O LIVRO DOS MÉDIUNS. A AÇÃO DOS... MARCELO CAETANO MONTEIRO

O LIVRO DOS MÉDIUNS.
A AÇÃO DOS ESPÍRITOS SOBRE A MATÉRIA COMO LEI NATURAL.

O trecho apresentado de O LIVRO DOS MÉDIUNS, de Allan Kardec, capítulo primeiro, constitui uma das exposições mais sólidas e metodicamente construídas acerca da possibilidade das manifestações espirituais enquanto fenômeno natural e racionalmente explicável. Longe de recorrer ao maravilhoso ou ao misticismo ingênuo, o texto estrutura-se segundo um encadeamento lógico que respeita a tradição filosófica, a observação empírica e o testemunho histórico.

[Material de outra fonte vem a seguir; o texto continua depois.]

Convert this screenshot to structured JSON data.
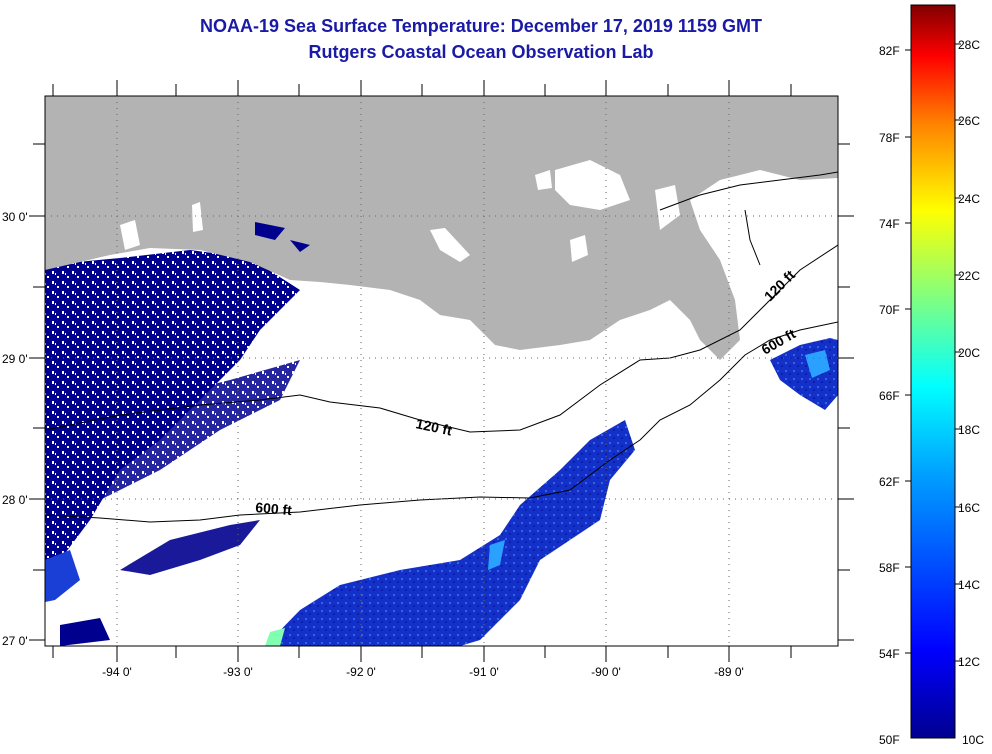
{
  "header": {
    "title": "NOAA-19 Sea Surface Temperature:  December 17, 2019 1159 GMT",
    "subtitle": "Rutgers Coastal Ocean Observation Lab"
  },
  "map": {
    "lat_labels": [
      "30 0'",
      "29 0'",
      "28 0'",
      "27 0'"
    ],
    "lon_labels": [
      "-94 0'",
      "-93 0'",
      "-92 0'",
      "-91 0'",
      "-90 0'",
      "-89 0'"
    ],
    "contour_labels": [
      "120 ft",
      "600 ft",
      "120 ft",
      "600 ft"
    ],
    "colors": {
      "land": "#b3b3b3",
      "cold": "#00008f",
      "ocean_blue": "#1a3fd6"
    }
  },
  "colorbar": {
    "f_labels": [
      "82F",
      "78F",
      "74F",
      "70F",
      "66F",
      "62F",
      "58F",
      "54F",
      "50F"
    ],
    "c_labels": [
      "28C",
      "26C",
      "24C",
      "22C",
      "20C",
      "18C",
      "16C",
      "14C",
      "12C",
      "10C"
    ],
    "colors": [
      "#00008f",
      "#0000ff",
      "#0080ff",
      "#00ffff",
      "#80ff80",
      "#ffff00",
      "#ff8000",
      "#ff0000",
      "#800000"
    ]
  }
}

No item cinquenta e dois, o autor parte de uma exclusão fundamental. Rejeitada a interpretação materialista, não por crença, mas por insuficiência explicativa diante dos fatos, resta a indagação essencial sobre a sobrevivência da alma e sua capacidade de manifestar-se aos vivos. A argumentação é clássica e profundamente tradicional. Kardec recorre à universalidade da crença nos Espíritos ao longo dos séculos, presente em todos os povos e épocas, sustentando que uma intuição tão perene não poderia subsistir sem fundamento real. Aqui, o passado não é visto como erro a ser superado, mas como acervo de sabedoria acumulada.

O autor assinala ainda que o ceticismo moderno não nasce do excesso de razão, mas da ignorância acerca da natureza dos Espíritos e dos mecanismos de sua ação. Uma vez compreendido o como e o porquê, as manifestações deixam de ser extraordinárias e passam a integrar a ordem dos fatos naturais. Esta é uma inversão decisiva. O fenômeno não é negado por ser estranho. Ele é compreendido quando sua causa é conhecida.

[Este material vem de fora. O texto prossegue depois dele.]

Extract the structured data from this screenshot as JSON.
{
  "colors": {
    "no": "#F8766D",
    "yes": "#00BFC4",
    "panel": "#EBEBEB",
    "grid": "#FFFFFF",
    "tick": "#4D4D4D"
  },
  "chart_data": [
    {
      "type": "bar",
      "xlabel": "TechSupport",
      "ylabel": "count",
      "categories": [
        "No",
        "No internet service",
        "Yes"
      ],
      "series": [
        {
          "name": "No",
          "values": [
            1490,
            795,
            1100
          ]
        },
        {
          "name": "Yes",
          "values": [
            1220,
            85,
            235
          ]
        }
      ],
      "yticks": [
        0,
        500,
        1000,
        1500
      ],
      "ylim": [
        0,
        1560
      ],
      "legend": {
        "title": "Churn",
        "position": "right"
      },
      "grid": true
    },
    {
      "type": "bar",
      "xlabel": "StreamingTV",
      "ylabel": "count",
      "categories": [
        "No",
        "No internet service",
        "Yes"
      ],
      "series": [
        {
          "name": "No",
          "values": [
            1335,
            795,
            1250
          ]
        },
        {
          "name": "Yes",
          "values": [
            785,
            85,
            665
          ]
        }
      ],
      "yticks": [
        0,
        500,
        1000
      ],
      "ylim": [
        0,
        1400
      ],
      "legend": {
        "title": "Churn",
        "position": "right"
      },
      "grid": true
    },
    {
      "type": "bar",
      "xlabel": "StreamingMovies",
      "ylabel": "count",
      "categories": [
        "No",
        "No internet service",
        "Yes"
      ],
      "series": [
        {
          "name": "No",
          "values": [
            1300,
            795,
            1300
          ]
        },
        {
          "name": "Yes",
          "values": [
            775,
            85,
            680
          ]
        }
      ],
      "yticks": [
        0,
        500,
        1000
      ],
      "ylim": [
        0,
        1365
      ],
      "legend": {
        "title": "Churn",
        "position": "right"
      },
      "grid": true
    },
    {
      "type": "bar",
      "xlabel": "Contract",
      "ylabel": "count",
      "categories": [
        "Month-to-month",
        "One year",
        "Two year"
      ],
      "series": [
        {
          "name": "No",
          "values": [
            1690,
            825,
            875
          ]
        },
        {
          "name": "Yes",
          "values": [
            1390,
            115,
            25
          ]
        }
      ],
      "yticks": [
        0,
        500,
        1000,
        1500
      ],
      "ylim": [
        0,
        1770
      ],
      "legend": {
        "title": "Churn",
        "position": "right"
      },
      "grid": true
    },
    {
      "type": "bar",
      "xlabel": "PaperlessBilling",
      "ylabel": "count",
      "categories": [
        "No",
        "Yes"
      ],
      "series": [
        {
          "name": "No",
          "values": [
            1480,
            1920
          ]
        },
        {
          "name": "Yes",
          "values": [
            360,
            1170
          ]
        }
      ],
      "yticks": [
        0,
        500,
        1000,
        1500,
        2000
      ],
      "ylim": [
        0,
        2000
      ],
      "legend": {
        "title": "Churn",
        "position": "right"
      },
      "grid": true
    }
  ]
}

Nos itens cinquenta e três a cinquenta e cinco, Kardec estabelece a tríade antropológica clássica do Espiritismo. Espírito, corpo e perispírito. O ponto nuclear está no perispírito, definido como envoltório fluídico semimaterial que liga a alma ao corpo e persiste após a morte. Esta concepção resolve a aparente contradição entre um princípio imaterial e sua ação sobre a matéria. O Espírito não age diretamente sobre o mundo físico, mas por meio desse intermediário, assim como o homem age por meio de seus órgãos.

A descrição do estado do Espírito logo após a morte é particularmente significativa. O autor relata a perturbação inicial, a ilusão de ainda estar vivo, a percepção do próprio corpo abandonado e, posteriormente, a sensação de leveza e libertação. Nada disso é apresentado como fantasia. Trata-se de observações reiteradas, coerentes e concordantes, colhidas em diferentes circunstâncias. A conclusão é inevitável. A alma não deixa tudo no túmulo. Leva consigo um princípio organizador que preserva a individualidade.

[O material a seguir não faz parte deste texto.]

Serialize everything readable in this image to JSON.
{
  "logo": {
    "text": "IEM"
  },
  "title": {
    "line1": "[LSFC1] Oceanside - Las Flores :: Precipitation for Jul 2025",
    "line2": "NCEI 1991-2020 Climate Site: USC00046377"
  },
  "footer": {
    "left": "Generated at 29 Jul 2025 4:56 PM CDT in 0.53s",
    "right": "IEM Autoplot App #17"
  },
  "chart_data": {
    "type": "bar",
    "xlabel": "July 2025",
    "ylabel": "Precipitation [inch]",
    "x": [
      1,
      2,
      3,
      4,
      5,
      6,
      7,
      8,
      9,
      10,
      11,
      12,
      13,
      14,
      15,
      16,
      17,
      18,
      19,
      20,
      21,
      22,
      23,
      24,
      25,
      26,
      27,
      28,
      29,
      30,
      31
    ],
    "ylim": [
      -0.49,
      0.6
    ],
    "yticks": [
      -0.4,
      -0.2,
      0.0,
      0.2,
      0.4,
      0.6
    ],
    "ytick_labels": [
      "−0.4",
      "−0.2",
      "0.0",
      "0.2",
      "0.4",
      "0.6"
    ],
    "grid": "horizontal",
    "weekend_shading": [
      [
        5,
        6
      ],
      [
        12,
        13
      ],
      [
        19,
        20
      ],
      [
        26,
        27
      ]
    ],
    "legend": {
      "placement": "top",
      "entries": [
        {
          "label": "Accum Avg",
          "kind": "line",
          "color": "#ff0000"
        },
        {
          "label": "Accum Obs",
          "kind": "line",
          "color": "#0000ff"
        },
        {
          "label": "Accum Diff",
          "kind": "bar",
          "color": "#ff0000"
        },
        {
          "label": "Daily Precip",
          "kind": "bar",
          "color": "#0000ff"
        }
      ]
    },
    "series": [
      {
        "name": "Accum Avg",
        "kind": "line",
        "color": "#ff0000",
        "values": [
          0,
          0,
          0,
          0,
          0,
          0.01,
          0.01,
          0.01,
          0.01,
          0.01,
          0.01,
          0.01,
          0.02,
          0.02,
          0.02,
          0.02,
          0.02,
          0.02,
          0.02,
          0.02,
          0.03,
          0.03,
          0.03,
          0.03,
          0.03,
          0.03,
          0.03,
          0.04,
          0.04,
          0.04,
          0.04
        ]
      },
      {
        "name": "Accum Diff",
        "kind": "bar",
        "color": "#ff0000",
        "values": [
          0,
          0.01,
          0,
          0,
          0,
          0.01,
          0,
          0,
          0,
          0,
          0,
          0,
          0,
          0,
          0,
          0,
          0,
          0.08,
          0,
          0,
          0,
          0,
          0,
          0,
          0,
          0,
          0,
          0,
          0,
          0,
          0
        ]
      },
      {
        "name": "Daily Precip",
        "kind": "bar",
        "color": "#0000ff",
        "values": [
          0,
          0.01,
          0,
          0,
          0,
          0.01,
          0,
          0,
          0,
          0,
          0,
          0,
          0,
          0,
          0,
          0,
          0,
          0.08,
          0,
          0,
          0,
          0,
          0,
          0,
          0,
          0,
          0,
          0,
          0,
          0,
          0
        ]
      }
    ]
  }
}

Nos itens cinquenta e seis e cinquenta e sete, a forma humana do perispírito é abordada com sobriedade e coerência doutrinária. A forma não é produto do corpo físico, mas modelo arquetípico do ser humano, válido em todos os mundos. A plasticidade do perispírito explica as aparições, o reconhecimento dos Espíritos e os fenômenos de tangibilidade. As mãos que tocam, aquecem, deixam marcas e desaparecem não são ilusões sensoriais, mas manifestações de uma matéria em estado extremamente sutil, capaz de alternar entre condições sólidas e fluídicas.

Por fim, nos itens cinquenta e oito e cinquenta e nove, Kardec encerra o raciocínio com uma analogia científica impecável. Se forças invisíveis como o ar, o vapor e a eletricidade produzem efeitos tão poderosos sobre a matéria densa, não há incoerência alguma em admitir que o Espírito, utilizando o perispírito e o fluido universal, possa agir sobre objetos físicos. O que antes parecia sobrenatural dissolve-se à luz do conhecimento, exatamente como ocorreu com tantos fenômenos outrora atribuídos ao mistério.

Este capítulo não apenas explica as manifestações espíritas. Ele restabelece a dignidade da razão aliada à tradição, mostrando que a ciência do Espírito não rompe com o passado, mas o ilumina. E quando a verdade se impõe sem violência, ela não espanta, apenas esclarece, convidando o espírito humano a caminhar com serenidade rumo à sua própria transcendência consciente.